Nearest Neighbors Model
False Positive Rate -  0.24615384615384617
False Negative Rate -  0.39428111155859846

COMPAS Algorithm
False Positive Rate -  0.3302325581395349
False Negative Rate -  0.35481272654047524


&emsp;&emsp;From our results above we can see the nearest neighbors model predicts more negative or low risk values than the compas algorithm. The nearest neighbors model correctly identifies more low risk individuals than the COMPAS algorithm, and mididentifies less individuals who do not recidivate within two years as high risk for re-offending. The nearest neighbors model is less accurate with predicting high risk individuals who do recidiavte, and misidentifies more individuals who do recidivate as low risk. Overall the nearest neighbors model aligns better with the tenet that an individual is innocent until proven guilty than the compas algorithm.

### Conclusion

&emsp;&emsp;After examing the COMPAS model, there is evidence that its predictions are racially biased. This disparity is especially noticable in the difference in false positive and negative rates between African Americans and Caucasians, where an African Amercian individual is more likely to be given a high risk score and not recidivate, and a Caucasian individual is more likley to be given a low risk score and recidivate. While the developers may not have intended for this disparity, there is statistical evidence of its difference in treatment in regard to race. Additionally, this study found that similar prediction algorithms can predict with similar, if not better, accuracy than the COMPAS algorithm using the sample data while not considering factors that can be effected by race or gender. With these findings in mind, it can be concluded that race and gender are not necessary factors to consider in commercial risk assessment tools, and likely cause more damage to African American and potentially other minority indivduals when considered.

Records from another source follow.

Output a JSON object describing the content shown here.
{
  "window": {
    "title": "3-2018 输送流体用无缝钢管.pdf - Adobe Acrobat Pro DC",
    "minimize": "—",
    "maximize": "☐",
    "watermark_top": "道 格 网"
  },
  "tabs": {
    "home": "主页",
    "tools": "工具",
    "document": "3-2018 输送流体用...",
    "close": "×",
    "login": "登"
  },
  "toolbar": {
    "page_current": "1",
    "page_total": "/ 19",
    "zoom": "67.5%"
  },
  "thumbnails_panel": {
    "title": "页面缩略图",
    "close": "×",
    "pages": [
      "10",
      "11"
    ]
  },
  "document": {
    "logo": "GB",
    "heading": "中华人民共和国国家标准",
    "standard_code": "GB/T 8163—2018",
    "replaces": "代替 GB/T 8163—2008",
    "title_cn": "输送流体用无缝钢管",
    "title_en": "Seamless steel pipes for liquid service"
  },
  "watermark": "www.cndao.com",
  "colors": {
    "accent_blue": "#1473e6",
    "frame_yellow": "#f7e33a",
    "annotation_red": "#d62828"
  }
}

&emsp;&emsp;Judges with access to these models need to use them carefully, as they are not perfect indicators of a persons risk of re-offending. While a judge may consider such a model and take insight from it, they should not use it as a primary measure of a persons guilt or innocence, and should not let the model create pre-concieved notions about an individual. Models like this heavily oversimplify the variables at play in any individuals circumstances, and do little, if anything, to actually help the people regarded in the dataset.

### Bibliography

Angwin, Julia, et al. “Machine Bias.” ProPublica, 23 May 2016, www.propublica.org/article/machine-bias-risk-assessments-in-criminal-sentencing. 

Larson, Jeff, et al. “How We Analyzed the Compas Recidivism Algorithm.” ProPublica, 23 May 2016, www.propublica.org/article/how-we-analyzed-the-compas-recidivism-algorithm/.